L’ouvrage trouve son origine dans la conviction selon laquelle l’une des nécessités les plus urgentes pour la philosophie politique actuelle est de penser à neuf les modalités de pensabilité de la politique. Il s’agit, en ce sens, d’un livre sur le penser et sur la politique comme pensée – où la nécessité de penser la politique va de pair avec celle de comprendre quel type de pensée est la politique et à quels types de concepts elle doit avoir affaire.
La structure du livre reproduit cette double intention. Dans la première partie, l’auteur présente les traits caractéristiques de sa propre position philosophique, qu’il nomme épistémologie des concepts. En élaborant une interprétation originale de Hegel, en tant que « philosophe du concept » et du concept comme « puissance créatrice » (schöpferische Macht), « création d’une catégorie qui rend pensable ce qui, dans les déterminations déjà posées, n’est pas déjà là » (p. 84), et en identifiant en même temps dans l’épistémologie historique, notamment chez Bachelard et Canguilhem, l’héritage le plus fidèle de la leçon hégélienne, Pierpaolo Cesaroni insiste sur la nécessité d’adopter une posture épistémologique que l’on peut résumer dans la conviction selon laquelle « la science, ou épistemé, constitue le plan au sein duquel se meut la réflexion philosophique » (p. 11), sans que cela implique toutefois une réduction de celle-ci à « un redoublement superflu de la pratique scientifique » (p. 24). Adopter une posture épistémologique signifie plutôt attribuer à la philosophie, d’un côté, « une fonction critique et pédagogique vis-à-vis des domaines épistémiques dans lesquels elle s’exerce » (p. 114), et, de l’autre, la tâche de faire émerger, dans l’activité des pratiques scientifiques, « la sensation de possibilités théoriques différentes » ; cela est particulièrement indiqué au regard de toutes les sciences – telle la politique – qui « se contentent de produire de pures généralités sans parvenir à transformer en problèmes les contradictions qui les traversent » (p. 115).

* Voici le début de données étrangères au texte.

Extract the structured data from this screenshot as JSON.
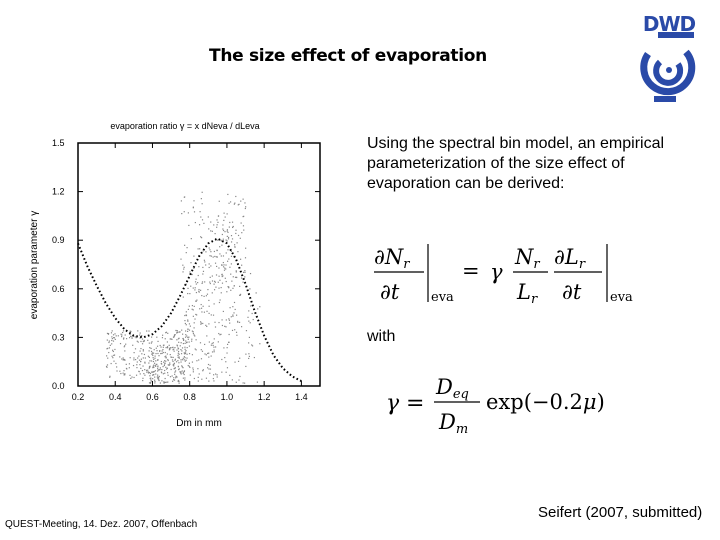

Selon l’auteur, cela est possible de deux façons : soit 1) en faisant de l’histoire des sciences, c’est-à-dire en rendant opératoires aujourd’hui des structures problématiques repérables au sein de l’histoire d’une science particulière, soit 2) en mobilisant ce que Canguilhem a défini comme idéologie scientifique, c’est-à-dire en concentrant son attention sur les procès d’extension d’un concept scientifique en un domaine différent de celui auquel il appartient pour montrer, d’un côté, l’inadéquation à laquelle se trouvent confrontées les opérations de ce type, de l’autre, la fécondité que le fait de repérer cette inadéquation confère à la production de nouveaux concepts.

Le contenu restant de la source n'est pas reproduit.